I hear AngloGold Ashanti will no longer be paying your R1.4-million a year salary. What a shame. I’m sure you will agree that the only real conflict of interest in this novel arrangement arose when you had to decide whether a savings or money market account gave the best returns.

Anyway. You don’t need money. You’re a communist. Act appropriately.

An Open Letter To The African Union

Dear AU,

Congratulation on turning 50! You’ve come a long way without actually going anywhere.

You’ve gone through quite a few changes, too. I remember when you were the Organisation of African Unity. Like so many youngsters, you fell in with the wrong crowd as soon as you were old enough to let go of your colonial coattails.

I remember you hanging out with lovable rogues like Mobutu Sese Seko, Muammar Gaddafi, Idi Amin and Haile Selassie, who was a step up from the rest because he at least invented reggae music and smoked weed. You certainly earned the right to be known as the Dictators’ Club.

You changed your name to the African Union in 2002, presumably after realising that African unity was, like, the biggest pie you ever saw in the sky. There isn’t even a family on this continent, let alone a government, that has managed to achieve unity. When Gaddafi started blabbing on about being the president of the United States of Africa, you had to hire the Americans to put him down. Unity is heavily overrated. Look at Europe. I got a call last night from Brussels begging me to lend money to Spain.

Like me, as you get older, you’re moving a bit slower with each passing year. When that scuffle broke out in Mali last year, it took forever before you tried to do anything about it. I expect you’ll be addressing the Mau Mau rebellion at any moment.

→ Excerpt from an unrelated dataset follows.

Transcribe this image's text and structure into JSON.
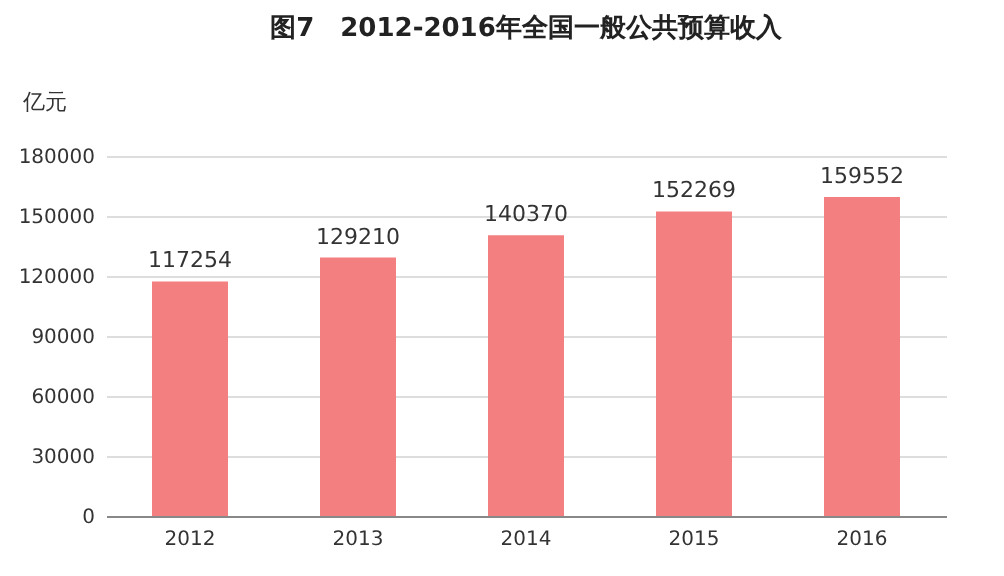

Now that you’re officially middle-aged, you will probably find that you start forgetting things. Like who co-founded you. “Thabo who?” I hear you say. You must be relieved that there is no more talk of the African Renaissance. Like a freshly peeled mango, it was a concept that many of your members found hard to grasp.

I see your foreign ministers have backed a request by Kenya for the International Criminal Court to stop badgering their president. Crimes against humanity aren’t what they used to be. In the good old days, you would have to murder half your population to get that kind of attention. Now you turn a blind eye to a spot of post-electoral pushing and slapping and it’s off to The Hague for you.

Nearly half of the 20 most corrupt countries in the world are African. This is excellent news. All of them might have been African. This is real progress.

The quality of leadership is also improving. Our own president, for instance, makes Barack Obama look like a swivel-eyed illiterate. As for Robert Mugabe, well, there is no finer example of the perfect democrat.

Best of luck in spending the next 50 years searching for African solutions to African problems. Self-sharpening machetes would be a good place to start.